439pp., paperback, Reprint, Canongate, Edinburgh, (2003) 2004
ISBN: 9781841956060
Winner of the Giller Prize for fiction.
This historical novel follows the life of Vikram Lall, grandson of an Indian railroad worker, who comes of age in 1950s Kenya, during the Mau Mau guerilla war for independence from Britain. Neither colonist nor African, Vikram is torn between the pull of his ancestral home in India and the Kenya he loves; between his tragic past in Africa and an unclear future in Canada; between escape from political terror and a seemingly inevitable return home that may cost him dearly.
"One of the most impressive things about this fine novel is that it gives voice to a people some of whose forebears were in Africa before the Portuguese. It must be one of the most faithful accounts ever written about growing up through the cruel days of a guerrilla war in Africa." Christopher Hope, Daily Telegraph
“Tautly written ... Admirably captures the tenor of the postcolonial period: the predicament of the Asian minority, the corruption that marred Kenya’s fledgling independence, and the individual tragedies that were the cost of the revolution.” The New Yorker
M G Vassanji was born in Nairobi, Kenya, and raised in Tanzania.
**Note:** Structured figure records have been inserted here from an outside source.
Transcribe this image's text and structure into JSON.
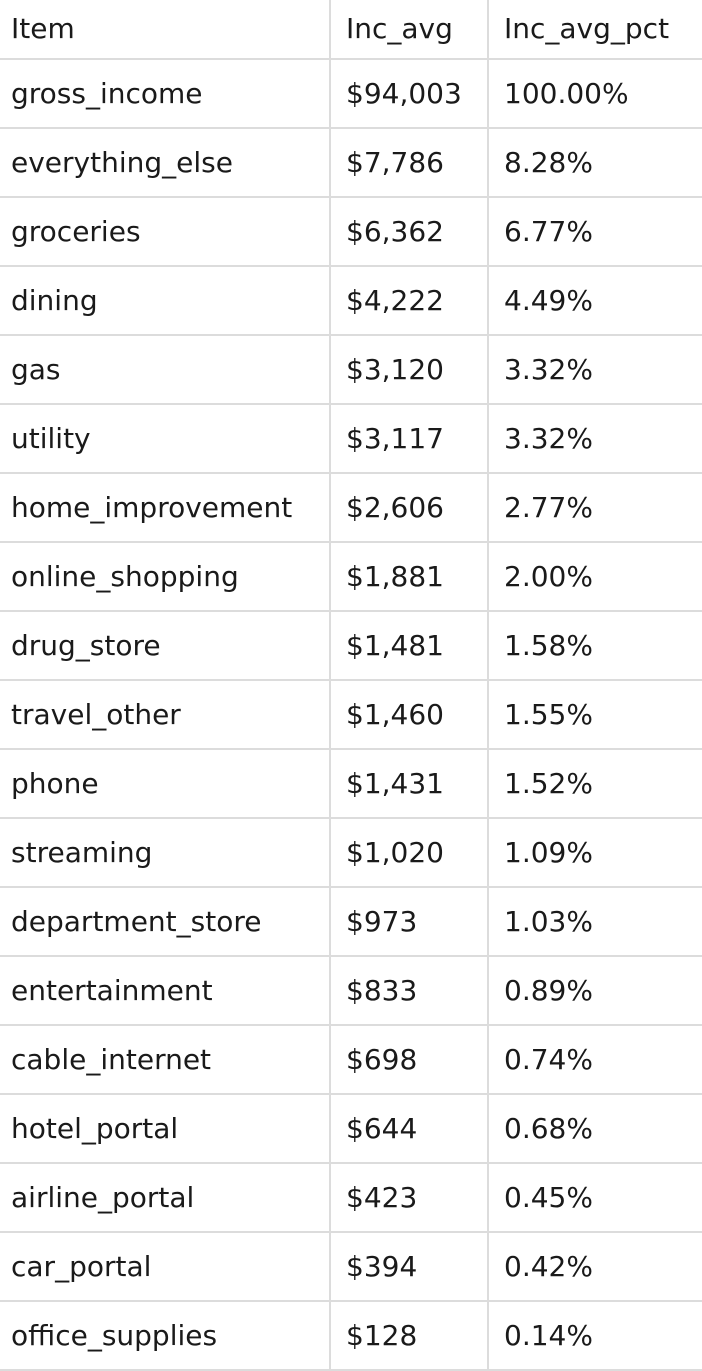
{
  "table": {
    "headers": [
      "Item",
      "Inc_avg",
      "Inc_avg_pct"
    ],
    "rows": [
      [
        "gross_income",
        "$94,003",
        "100.00%"
      ],
      [
        "everything_else",
        "$7,786",
        "8.28%"
      ],
      [
        "groceries",
        "$6,362",
        "6.77%"
      ],
      [
        "dining",
        "$4,222",
        "4.49%"
      ],
      [
        "gas",
        "$3,120",
        "3.32%"
      ],
      [
        "utility",
        "$3,117",
        "3.32%"
      ],
      [
        "home_improvement",
        "$2,606",
        "2.77%"
      ],
      [
        "online_shopping",
        "$1,881",
        "2.00%"
      ],
      [
        "drug_store",
        "$1,481",
        "1.58%"
      ],
      [
        "travel_other",
        "$1,460",
        "1.55%"
      ],
      [
        "phone",
        "$1,431",
        "1.52%"
      ],
      [
        "streaming",
        "$1,020",
        "1.09%"
      ],
      [
        "department_store",
        "$973",
        "1.03%"
      ],
      [
        "entertainment",
        "$833",
        "0.89%"
      ],
      [
        "cable_internet",
        "$698",
        "0.74%"
      ],
      [
        "hotel_portal",
        "$644",
        "0.68%"
      ],
      [
        "airline_portal",
        "$423",
        "0.45%"
      ],
      [
        "car_portal",
        "$394",
        "0.42%"
      ],
      [
        "office_supplies",
        "$128",
        "0.14%"
      ]
    ]
  },
  "colors": {
    "grid": "#dcdcdc",
    "text": "#1a1a1a",
    "background": "#ffffff"
  }
}
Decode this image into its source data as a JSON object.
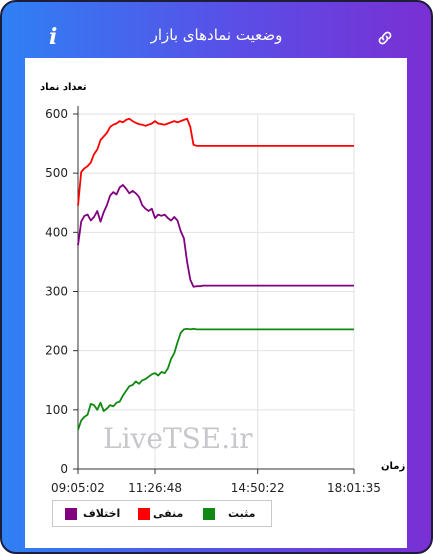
{
  "header": {
    "title": "وضعیت نمادهای بازار",
    "info_icon": "info-icon",
    "link_icon": "link-icon"
  },
  "colors": {
    "positive": "#118811",
    "negative": "#ff0000",
    "difference": "#800080",
    "accent": "#5a4ee6"
  },
  "watermark": "LiveTSE.ir",
  "chart_data": {
    "type": "line",
    "ylabel": "تعداد نماد",
    "xlabel": "زمان",
    "ylim": [
      0,
      600
    ],
    "yticks": [
      0,
      100,
      200,
      300,
      400,
      500,
      600
    ],
    "xticks": [
      "09:05:02",
      "11:26:48",
      "14:50:22",
      "18:01:35"
    ],
    "x_tick_indices": [
      0,
      24,
      56,
      86
    ],
    "grid": true,
    "legend_placement": "bottom-left",
    "series": [
      {
        "name": "منفی",
        "color": "#ff0000",
        "values": [
          445,
          502,
          508,
          512,
          518,
          532,
          540,
          556,
          562,
          568,
          578,
          582,
          584,
          588,
          586,
          590,
          592,
          588,
          585,
          583,
          582,
          580,
          582,
          584,
          588,
          584,
          583,
          582,
          584,
          586,
          588,
          586,
          588,
          590,
          592,
          578,
          548,
          546,
          546,
          546,
          546,
          546,
          546,
          546,
          546,
          546,
          546,
          546,
          546,
          546,
          546,
          546,
          546,
          546,
          546,
          546,
          546,
          546,
          546,
          546,
          546,
          546,
          546,
          546,
          546,
          546,
          546,
          546,
          546,
          546,
          546,
          546,
          546,
          546,
          546,
          546,
          546,
          546,
          546,
          546,
          546,
          546,
          546,
          546,
          546,
          546,
          546
        ]
      },
      {
        "name": "اختلاف",
        "color": "#800080",
        "values": [
          378,
          418,
          428,
          430,
          420,
          426,
          436,
          418,
          434,
          446,
          462,
          468,
          464,
          476,
          480,
          474,
          466,
          470,
          466,
          460,
          446,
          440,
          436,
          440,
          424,
          430,
          428,
          430,
          424,
          420,
          426,
          420,
          402,
          390,
          350,
          320,
          308,
          309,
          309,
          310,
          310,
          310,
          310,
          310,
          310,
          310,
          310,
          310,
          310,
          310,
          310,
          310,
          310,
          310,
          310,
          310,
          310,
          310,
          310,
          310,
          310,
          310,
          310,
          310,
          310,
          310,
          310,
          310,
          310,
          310,
          310,
          310,
          310,
          310,
          310,
          310,
          310,
          310,
          310,
          310,
          310,
          310,
          310,
          310,
          310,
          310,
          310
        ]
      },
      {
        "name": "مثبت",
        "color": "#118811",
        "values": [
          66,
          82,
          88,
          92,
          110,
          108,
          100,
          112,
          98,
          102,
          108,
          106,
          112,
          114,
          124,
          132,
          140,
          142,
          148,
          144,
          150,
          152,
          156,
          160,
          162,
          158,
          164,
          162,
          170,
          186,
          196,
          214,
          230,
          236,
          237,
          236,
          237,
          236,
          236,
          236,
          236,
          236,
          236,
          236,
          236,
          236,
          236,
          236,
          236,
          236,
          236,
          236,
          236,
          236,
          236,
          236,
          236,
          236,
          236,
          236,
          236,
          236,
          236,
          236,
          236,
          236,
          236,
          236,
          236,
          236,
          236,
          236,
          236,
          236,
          236,
          236,
          236,
          236,
          236,
          236,
          236,
          236,
          236,
          236,
          236,
          236,
          236
        ]
      }
    ],
    "legend": [
      "مثبت",
      "منفی",
      "اختلاف"
    ]
  }
}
He is the author of nine novels, three collections of short stories, a travel memoir about India, a memoir of East Africa, and a biography of Mordecai Richler. His awards include the 1990 Commonwealth First Book Prize for his novel, The Gunny Sack; the 1994 Giller Prize for fiction for The Book of Secrets; the 2009 Governor General's Prize for non-fiction for his travel memoir, A Place Within: Rediscovering India, and the 2016 Canada Council Molson Prize for his body of work. He moved to Canada in 1978, currently lives in Toronto, and visits East Africa and India often.